昨年の暮れに前澤友作さんという人が宇宙旅行をしたということが世間の話題となった。民間人が自費で宇宙旅行することの意義についてだが、とても夢のある話として評価する人がいる一方で、金持ちの道楽と冷ややかに見る人もいる。私はどちらかと言えば後者の側で、宇宙開発は純然たる研究に限るべきだと考えている。 自分で稼いだ金を自由に使ってなにが悪い?と言いたくなる気持ちは分かるが、人ひとりを宇宙空間に到達させるためにあまりにも膨大なエネルギーが必要となる。当然排出される二酸化炭素も膨大なものになる。宇宙旅行を観光事業にするというなら、排出される二酸化炭素を分解させるに見合うコストも払って欲しいと思うのである。
前澤さんが滞在した国際宇宙ステーション(ISS)は米国を中心とする15か国で運営されているが、この20数年間の総投資額は1千億ドル(約11兆円)程度とされ、日本はそのうちの約1兆円を負担した。この研究成果をきちんと評価するだけの能力は私にはないが、費用対効果という面でかなり問題があるのではないかと疑っている。ISSにつぎ込んだこの1兆円を他の基礎研究につぎ込んでいれば、今後の20数年間は日本人科学者のノーベル賞の受賞ペースが落ちることはなかっただろうと考えられる。
2017~19年に発表された日本の自然科学分野の学術論文数は、中国、米国、ドイツに続いて第4位だが、他の論文に引用された回数が上位10%に入る影響力の大きな論文の数は、日本はなんと10位である。Japan as No.1 の面影はもはや見られない。ロマンや目に見える成果ばかり追い求めているうちに、経済力世界第3位の国が科学研究では第10位にまで落ち込んでしまった。博士号を取得しても研究職の空きがなくて、日雇いのアルバイトで糊口をしのいでいる人が少なくないと聞いている。科学研究費の配分については大いに再考の余地がある。
さて、もう一度前澤さんの話に戻るが、今回の旅行にかかった費用は同伴カメラマンの分も含めて少なくとも百億円以上だと聞いている。なんでも彼の資産は2千億円以上あるので、それくらいは何でもないらしい。まあ、あまり抑制的なことばかり言っても世の中がつまらなくなるので、個人的には金持ちの道楽に対してある程度寛容でありたいと思うのだが、ちょっと引っかかるのは、その資産額が彼の仕事に対する正当な対価であろうかということである。私の疑問は素朴に言って、一人の人間が平均的な人間の千倍あるいは万倍も働けるのかということである。もちろん、彼は現在の資本主義システムの中で合法的に働いて正当な報酬を得たわけで、なんら非難される筋合いのものではない。しかし、彼のような億万長者がいる一方で、時給千円程度で働く非正規労働者が急増した。かつては、社長と一般社員の給料格差も正社員と非正規社員の給料格差も現在ほどではなかったように思う。近年はその格差が拡大するとともに、高額所得者の税率が一貫して引き下げられ続けてきた事実がある。

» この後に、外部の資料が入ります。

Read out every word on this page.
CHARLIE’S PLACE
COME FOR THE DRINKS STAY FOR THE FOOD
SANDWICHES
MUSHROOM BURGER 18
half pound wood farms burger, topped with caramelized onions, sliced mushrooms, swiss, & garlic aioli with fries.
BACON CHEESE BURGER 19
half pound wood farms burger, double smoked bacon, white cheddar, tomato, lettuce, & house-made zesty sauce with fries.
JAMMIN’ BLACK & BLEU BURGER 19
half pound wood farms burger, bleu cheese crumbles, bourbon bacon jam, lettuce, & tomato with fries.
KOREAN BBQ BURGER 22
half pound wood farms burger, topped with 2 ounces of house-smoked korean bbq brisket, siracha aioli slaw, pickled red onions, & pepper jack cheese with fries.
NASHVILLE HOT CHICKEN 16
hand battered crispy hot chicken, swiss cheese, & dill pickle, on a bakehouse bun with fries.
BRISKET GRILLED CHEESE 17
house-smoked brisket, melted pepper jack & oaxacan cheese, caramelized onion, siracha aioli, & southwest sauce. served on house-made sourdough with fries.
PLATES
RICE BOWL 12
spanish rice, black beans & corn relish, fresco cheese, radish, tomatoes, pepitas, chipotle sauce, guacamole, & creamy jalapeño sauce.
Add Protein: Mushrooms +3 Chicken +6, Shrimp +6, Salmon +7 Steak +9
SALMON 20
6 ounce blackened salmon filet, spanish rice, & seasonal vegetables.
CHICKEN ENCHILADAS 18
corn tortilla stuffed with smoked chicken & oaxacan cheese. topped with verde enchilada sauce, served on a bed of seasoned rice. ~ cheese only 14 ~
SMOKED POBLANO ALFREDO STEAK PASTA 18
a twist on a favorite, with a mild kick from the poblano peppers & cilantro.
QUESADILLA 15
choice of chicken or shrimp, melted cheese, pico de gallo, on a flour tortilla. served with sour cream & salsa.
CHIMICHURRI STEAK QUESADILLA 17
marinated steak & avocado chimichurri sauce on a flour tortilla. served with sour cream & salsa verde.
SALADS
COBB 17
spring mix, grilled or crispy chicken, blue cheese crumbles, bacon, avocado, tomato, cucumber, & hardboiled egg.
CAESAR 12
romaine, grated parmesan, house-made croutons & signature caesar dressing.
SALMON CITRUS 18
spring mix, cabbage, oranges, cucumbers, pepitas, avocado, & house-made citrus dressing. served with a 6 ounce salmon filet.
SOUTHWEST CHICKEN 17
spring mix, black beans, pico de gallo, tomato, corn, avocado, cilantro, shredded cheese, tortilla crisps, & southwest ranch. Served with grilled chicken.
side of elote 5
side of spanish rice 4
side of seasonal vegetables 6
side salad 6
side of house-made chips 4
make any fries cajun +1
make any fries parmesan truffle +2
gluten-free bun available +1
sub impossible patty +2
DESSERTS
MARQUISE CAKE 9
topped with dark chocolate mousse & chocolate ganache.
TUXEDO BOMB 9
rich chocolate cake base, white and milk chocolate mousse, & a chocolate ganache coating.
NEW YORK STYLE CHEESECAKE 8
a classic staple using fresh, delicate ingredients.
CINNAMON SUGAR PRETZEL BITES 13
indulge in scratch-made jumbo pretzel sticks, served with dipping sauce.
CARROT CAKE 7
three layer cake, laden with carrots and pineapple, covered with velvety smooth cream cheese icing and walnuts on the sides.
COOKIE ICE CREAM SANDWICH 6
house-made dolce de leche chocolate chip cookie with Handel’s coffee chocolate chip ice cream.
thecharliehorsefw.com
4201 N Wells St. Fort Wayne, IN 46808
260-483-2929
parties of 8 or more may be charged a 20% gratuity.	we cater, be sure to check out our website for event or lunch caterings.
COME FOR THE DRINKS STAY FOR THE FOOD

能力があって一生懸命働く人は経済的に報われてもそれは当然のことと思う。しかし一方で、時給1200円で月200時間働いても月収手取り20万円にもならず、結婚もできないし結婚しても子供を産むことさえできない、そんな若者が少なからずいるそんな現状は一体何なのか? 一生懸命働いても、前澤さんの何万分の一しか稼げない、そんな社会のシステムははたして正義の名に値するかと問いたいのである。
一貧乏人としては「なにが男のロマンや」と僻んでおく。
今年の元日、日の出直前の富士。紫色の空、山頂部に日が映えて美しい。